Brain Droppings

From the mind of Chris Weibel


BOSH Director Time Drift

18 Jan 2017

map

Photo by Steve Smith on Unsplash

Earlier today I was greeted with this message while performing a BOSH deployment for SHIELD:

Error 100: Unknown CPI error ‘Unknown’ with message ‘AWS was not able to validate the provided access credentials’

I double checked the AWS Access and Secret permissions. I even deployed from my laptop a test deployment with the same keys with no issue. So the problem was not with the keys.

After digging around I found this article which pointed me to check the time on the BOSH Director. Why? The BOSH AWS CPI is using the AWS CLI to perform actions which leverage a token which is time sensitive.

To verify compare the time at Google to the local server:

root:~# date
Wed Jan 18 15:30:50 UTC 2017

root@:~# sudo date -s "$(wget -qSO- --max-redirect=0 google.com 2>&1 | grep Date: | cut -d' ' -f5-8)Z"
Wed Jan 18 15:27:50 UTC 2017

The BOSH Director was living 3 minutes in the future. A quick resetting of the clock:

sudo date --set="2017-01-18 15:30:00.000" 

Running bosh deploy again ran successfully after the change.

The long term solution is to figure out why NTP didn’t keep the date in sync.
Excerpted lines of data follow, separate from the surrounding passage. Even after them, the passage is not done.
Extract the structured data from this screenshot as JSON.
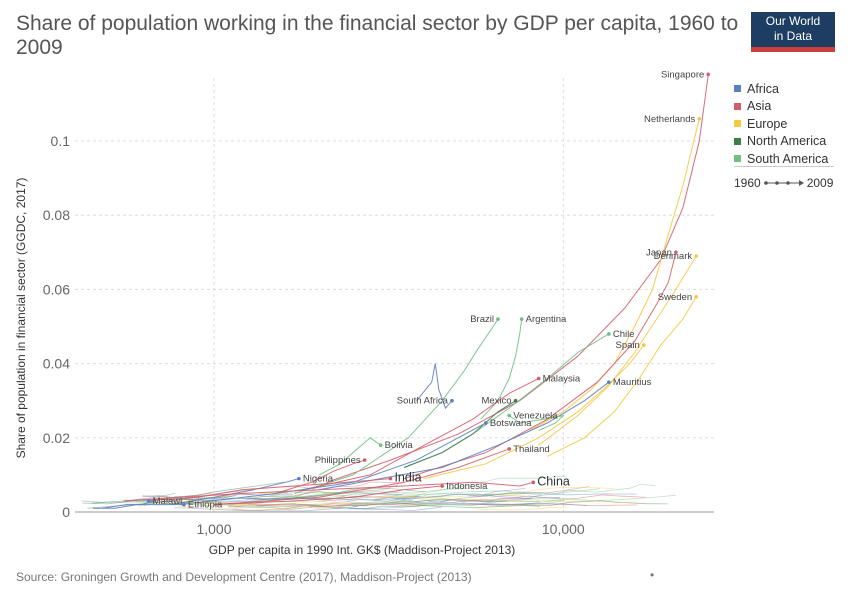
{
  "title": "Share of population working in the financial sector by GDP per capita, 1960 to 2009",
  "logo": {
    "line1": "Our World",
    "line2": "in Data"
  },
  "source": "Source: Groningen Growth and Development Centre (2017), Maddison-Project (2013)",
  "footer_dot": "•",
  "time_legend": {
    "start": "1960",
    "end": "2009"
  },
  "colors": {
    "Africa": "#5b80c0",
    "Asia": "#d25e6c",
    "Europe": "#f5c842",
    "North America": "#3e7c4b",
    "South America": "#6fc082"
  },
  "chart_data": {
    "type": "scatter",
    "title": "Share of population working in the financial sector by GDP per capita, 1960 to 2009",
    "xlabel": "GDP per capita in 1990 Int. GK$ (Maddison-Project 2013)",
    "ylabel": "Share of population in financial sector (GGDC, 2017)",
    "x_scale": "log",
    "xlim": [
      400,
      27000
    ],
    "ylim": [
      0,
      0.117
    ],
    "x_ticks": [
      {
        "value": 1000,
        "label": "1,000"
      },
      {
        "value": 10000,
        "label": "10,000"
      }
    ],
    "y_ticks": [
      {
        "value": 0,
        "label": "0"
      },
      {
        "value": 0.02,
        "label": "0.02"
      },
      {
        "value": 0.04,
        "label": "0.04"
      },
      {
        "value": 0.06,
        "label": "0.06"
      },
      {
        "value": 0.08,
        "label": "0.08"
      },
      {
        "value": 0.1,
        "label": "0.1"
      }
    ],
    "grid": true,
    "legend": {
      "position": "right",
      "entries": [
        "Africa",
        "Asia",
        "Europe",
        "North America",
        "South America"
      ]
    },
    "series": [
      {
        "name": "Singapore",
        "region": "Asia",
        "label_pos": "left",
        "points": [
          [
            2100,
            0.008
          ],
          [
            3200,
            0.014
          ],
          [
            5000,
            0.021
          ],
          [
            7500,
            0.03
          ],
          [
            11000,
            0.042
          ],
          [
            15000,
            0.055
          ],
          [
            19000,
            0.068
          ],
          [
            22000,
            0.082
          ],
          [
            24500,
            0.1
          ],
          [
            26000,
            0.118
          ]
        ]
      },
      {
        "name": "Netherlands",
        "region": "Europe",
        "label_pos": "left",
        "points": [
          [
            8000,
            0.022
          ],
          [
            10000,
            0.027
          ],
          [
            12000,
            0.033
          ],
          [
            14000,
            0.04
          ],
          [
            16000,
            0.05
          ],
          [
            18000,
            0.06
          ],
          [
            20000,
            0.075
          ],
          [
            22000,
            0.088
          ],
          [
            24500,
            0.106
          ]
        ]
      },
      {
        "name": "Denmark",
        "region": "Europe",
        "label_pos": "left",
        "points": [
          [
            8500,
            0.018
          ],
          [
            11000,
            0.026
          ],
          [
            13500,
            0.034
          ],
          [
            16000,
            0.043
          ],
          [
            18500,
            0.052
          ],
          [
            21000,
            0.06
          ],
          [
            24000,
            0.069
          ]
        ]
      },
      {
        "name": "Japan",
        "region": "Asia",
        "label_pos": "left",
        "points": [
          [
            3500,
            0.009
          ],
          [
            6000,
            0.016
          ],
          [
            9000,
            0.025
          ],
          [
            12500,
            0.035
          ],
          [
            16000,
            0.046
          ],
          [
            18500,
            0.056
          ],
          [
            20000,
            0.062
          ],
          [
            21000,
            0.07
          ]
        ]
      },
      {
        "name": "Sweden",
        "region": "Europe",
        "label_pos": "left",
        "points": [
          [
            9000,
            0.015
          ],
          [
            11500,
            0.02
          ],
          [
            14000,
            0.027
          ],
          [
            16500,
            0.036
          ],
          [
            19000,
            0.045
          ],
          [
            22000,
            0.052
          ],
          [
            24000,
            0.058
          ]
        ]
      },
      {
        "name": "Spain",
        "region": "Europe",
        "label_pos": "left",
        "points": [
          [
            4000,
            0.009
          ],
          [
            6000,
            0.013
          ],
          [
            8500,
            0.02
          ],
          [
            11000,
            0.027
          ],
          [
            13000,
            0.033
          ],
          [
            15500,
            0.04
          ],
          [
            17000,
            0.045
          ]
        ]
      },
      {
        "name": "Mauritius",
        "region": "Africa",
        "label_pos": "right",
        "points": [
          [
            2000,
            0.006
          ],
          [
            3000,
            0.009
          ],
          [
            4500,
            0.012
          ],
          [
            6500,
            0.018
          ],
          [
            9000,
            0.024
          ],
          [
            11500,
            0.03
          ],
          [
            13500,
            0.035
          ]
        ]
      },
      {
        "name": "Chile",
        "region": "South America",
        "label_pos": "right",
        "points": [
          [
            3500,
            0.012
          ],
          [
            4500,
            0.016
          ],
          [
            5500,
            0.021
          ],
          [
            7000,
            0.028
          ],
          [
            9000,
            0.036
          ],
          [
            11000,
            0.043
          ],
          [
            13500,
            0.048
          ]
        ]
      },
      {
        "name": "Brazil",
        "region": "South America",
        "label_pos": "left",
        "points": [
          [
            1700,
            0.005
          ],
          [
            2500,
            0.01
          ],
          [
            3600,
            0.02
          ],
          [
            4500,
            0.03
          ],
          [
            5200,
            0.038
          ],
          [
            5700,
            0.044
          ],
          [
            6300,
            0.05
          ],
          [
            6500,
            0.052
          ]
        ]
      },
      {
        "name": "Argentina",
        "region": "South America",
        "label_pos": "right",
        "points": [
          [
            5800,
            0.025
          ],
          [
            6500,
            0.03
          ],
          [
            7000,
            0.036
          ],
          [
            7300,
            0.042
          ],
          [
            7500,
            0.048
          ],
          [
            7600,
            0.052
          ]
        ]
      },
      {
        "name": "South Africa",
        "region": "Africa",
        "label_pos": "left",
        "points": [
          [
            3800,
            0.03
          ],
          [
            4200,
            0.035
          ],
          [
            4300,
            0.04
          ],
          [
            4400,
            0.033
          ],
          [
            4600,
            0.028
          ],
          [
            4800,
            0.03
          ]
        ]
      },
      {
        "name": "Malaysia",
        "region": "Asia",
        "label_pos": "right",
        "points": [
          [
            1800,
            0.006
          ],
          [
            2800,
            0.01
          ],
          [
            4000,
            0.018
          ],
          [
            5500,
            0.025
          ],
          [
            7000,
            0.032
          ],
          [
            8500,
            0.036
          ]
        ]
      },
      {
        "name": "Mexico",
        "region": "North America",
        "label_pos": "left",
        "points": [
          [
            3500,
            0.012
          ],
          [
            4500,
            0.016
          ],
          [
            5500,
            0.021
          ],
          [
            6500,
            0.027
          ],
          [
            7300,
            0.03
          ]
        ]
      },
      {
        "name": "Venezuela",
        "region": "South America",
        "label_pos": "right",
        "points": [
          [
            8500,
            0.022
          ],
          [
            9500,
            0.024
          ],
          [
            10000,
            0.026
          ],
          [
            8800,
            0.025
          ],
          [
            7500,
            0.024
          ],
          [
            7000,
            0.026
          ]
        ]
      },
      {
        "name": "Botswana",
        "region": "Africa",
        "label_pos": "right",
        "points": [
          [
            800,
            0.002
          ],
          [
            1500,
            0.005
          ],
          [
            2500,
            0.008
          ],
          [
            3800,
            0.014
          ],
          [
            5000,
            0.02
          ],
          [
            6000,
            0.024
          ]
        ]
      },
      {
        "name": "Bolivia",
        "region": "South America",
        "label_pos": "right",
        "points": [
          [
            2000,
            0.01
          ],
          [
            2300,
            0.013
          ],
          [
            2500,
            0.016
          ],
          [
            2800,
            0.02
          ],
          [
            3000,
            0.018
          ]
        ]
      },
      {
        "name": "Philippines",
        "region": "Asia",
        "label_pos": "left",
        "points": [
          [
            1500,
            0.005
          ],
          [
            1900,
            0.008
          ],
          [
            2200,
            0.011
          ],
          [
            2500,
            0.013
          ],
          [
            2700,
            0.014
          ]
        ]
      },
      {
        "name": "Thailand",
        "region": "Asia",
        "label_pos": "right",
        "points": [
          [
            1000,
            0.002
          ],
          [
            2000,
            0.004
          ],
          [
            3500,
            0.008
          ],
          [
            5000,
            0.012
          ],
          [
            7000,
            0.017
          ]
        ]
      },
      {
        "name": "Nigeria",
        "region": "Africa",
        "label_pos": "right",
        "points": [
          [
            750,
            0.002
          ],
          [
            1000,
            0.004
          ],
          [
            1300,
            0.006
          ],
          [
            1600,
            0.008
          ],
          [
            1750,
            0.009
          ]
        ]
      },
      {
        "name": "India",
        "region": "Asia",
        "label_pos": "right",
        "big": true,
        "points": [
          [
            650,
            0.003
          ],
          [
            900,
            0.004
          ],
          [
            1200,
            0.006
          ],
          [
            1700,
            0.007
          ],
          [
            2400,
            0.008
          ],
          [
            3200,
            0.009
          ]
        ]
      },
      {
        "name": "Indonesia",
        "region": "Asia",
        "label_pos": "right",
        "points": [
          [
            1000,
            0.002
          ],
          [
            1700,
            0.003
          ],
          [
            2500,
            0.004
          ],
          [
            3500,
            0.006
          ],
          [
            4500,
            0.007
          ]
        ]
      },
      {
        "name": "China",
        "region": "Asia",
        "label_pos": "right",
        "big": true,
        "points": [
          [
            550,
            0.003
          ],
          [
            800,
            0.004
          ],
          [
            1200,
            0.005
          ],
          [
            2000,
            0.006
          ],
          [
            3500,
            0.007
          ],
          [
            5500,
            0.008
          ],
          [
            7500,
            0.007
          ],
          [
            8200,
            0.008
          ]
        ]
      },
      {
        "name": "Malawi",
        "region": "Africa",
        "label_pos": "right",
        "points": [
          [
            480,
            0.001
          ],
          [
            560,
            0.002
          ],
          [
            620,
            0.002
          ],
          [
            680,
            0.003
          ],
          [
            650,
            0.003
          ]
        ]
      },
      {
        "name": "Ethiopia",
        "region": "Africa",
        "label_pos": "right",
        "points": [
          [
            450,
            0.001
          ],
          [
            520,
            0.001
          ],
          [
            600,
            0.002
          ],
          [
            700,
            0.002
          ],
          [
            820,
            0.002
          ]
        ]
      }
    ]
  }
}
By default there is a cron job for root which is supposed to update ntp every 15 minutes:

root:~ crontab -l
0,15,30,45 * * * * /var/vcap/bosh/bin/ntpdate
0 0 * * * /var/vcap/jobs/director/bin/task_logrotate >>/var/vcap/sys/log/director/task_logrotate.log 2>&1

I’ll update this post once I figure out what the issue is with the two defined NTP servers.